Following the 1915 Armenian genocide, the Turkish state seized the Sanasaryan Han in Istanbul, a building that was constructed in 1895 by an Armenian architect named Hovsep Aznavor and belonged to an Armenian merchant named Sanasaryan.

From 1944 to 1980s, the building was used by the Istanbul police headquarters and became known as “a torture center” where many dissident intellectuals were held and brutally interrogated.

Torture was widespread after the 1971 and 1980 Turkish coups d’état, as well. The torture methods against political prisoners included “electric shocks applied by field telephones, various forms of hanging, foot whipping, rape, sleep and food deprivation and torturing relatives in the presence of the suspect”.

Deaths caused by torture while in detention have also been commonplace in Turkey, with the country’s Kurdish citizens have been a regular target.

The 1993 Helsinki Watch report titled “The Kurds of Turkey: Killings, Disappearances and Torture” detailed the horrific treatment of Kurds at the hands of the Turkish government:

“Appalling torture techniques are regularly used: suspension by the arms or wrists, which are often first tied behind the back of the naked, blindfolded victim; electric shock to the genitals and other sensitive parts of the body; falaka (beating the soles of the feet until they swell and bleed, sometimes making it impossible for victims to stand); rape, both vaginal and anal, sometimes using truncheons or gun barrels; shooting highly-pressurized water at victims who are sometimes constrained in rubber tires; severe beatings with sticks and truncheons; pulling victims by the hair, sometimes pulling out clumps of hair from victims’ heads, beards or mustaches; death threats and threats to kill family members; placing victims on blocks of ice; forcing victims’ heads into excrement; placing victims in small cells with attack dogs who attack and bite them.”

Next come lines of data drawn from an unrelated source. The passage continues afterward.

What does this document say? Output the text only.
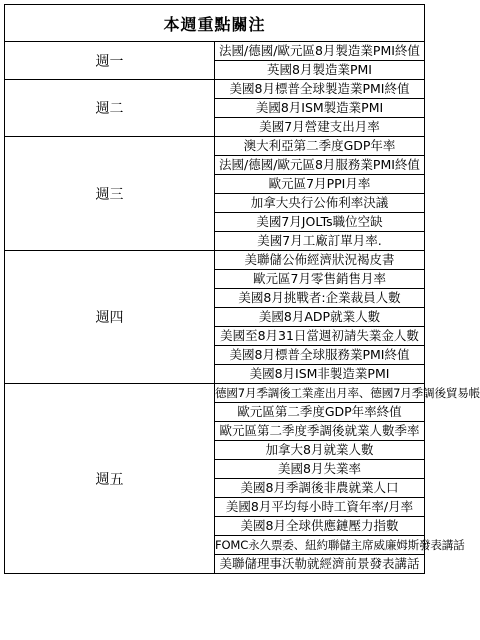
本週重點關注	
週一	法國/德國/歐元區8月製造業PMI終值
	英國8月製造業PMI
週二	美國8月標普全球製造業PMI終值
	美國8月ISM製造業PMI
	美國7月營建支出月率
週三	澳大利亞第二季度GDP年率
	法國/德國/歐元區8月服務業PMI終值
	歐元區7月PPI月率
	加拿大央行公佈利率決議
	美國7月JOLTs職位空缺
	美國7月工廠訂單月率.
週四	美聯儲公佈經濟狀況褐皮書
	歐元區7月零售銷售月率
	美國8月挑戰者:企業裁員人數
	美國8月ADP就業人數
	美國至8月31日當週初請失業金人數
	美國8月標普全球服務業PMI終值
	美國8月ISM非製造業PMI
週五	德國7月季調後工業產出月率、德國7月季調後貿易帳
	歐元區第二季度GDP年率終值
	歐元區第二季度季調後就業人數季率
	加拿大8月就業人數
	美國8月失業率
	美國8月季調後非農就業人口
	美國8月平均每小時工資年率/月率
	美國8月全球供應鏈壓力指數
	FOMC永久票委、紐約聯儲主席威廉姆斯發表講話
	美聯儲理事沃勒就經濟前景發表講話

One of the victims was Kadir Kurt 35, who was detained on April 19, 1992 in Diyarbakir. “He died that night in the Gendarmerie Battalion Command where he was interrogated. Davut Kurt, Kadir Kurt’s brother, who had been detained with him, said: ‘They tortured my brother beside me. They inserted a truncheon into his anus. One of my hands and a rib were broken by torture.’“Kadir Kurt reportedly died from internal bleeding caused by pressure on his lungs from a broken sternum.”

In 2008, the Human Rights Foundation of Turkey (TIHV) reported that more than one million people in Turkey were exposed to torture since 1980.

All of these crimes were and still are committed by the same people that the West calls “the democratically elected government of Turkey” against the Kurds and all other citizens who dare think differently and oppose state policies.And today, in 2016, the Turkish government has once again proved that the old tradition of torture in Turkey is still alive and well.

Since 1952, Turkey has been a member of NATO, which is supposed to defend freedom and democracies. However for decades, Turkey has been a center of torture and other human rights abuses of the worst magnitude.If the Turkish government authorities, police officers and so many average citizens are capable of torturing, starving and raping even their own soldiers and citizens, how can they be worthy of being recognized as a Western ally and partner?Moreover, we can only imagine that if this is what they do to their own soldiers, imagine what they have been doing to their minority citizens, who they fundamentally see as “enemies” — Greeks, Armenians, Assyrians, Jews, Kurds, Alevis and others.William Reed is a human rights activist and a student of Turkish language and history.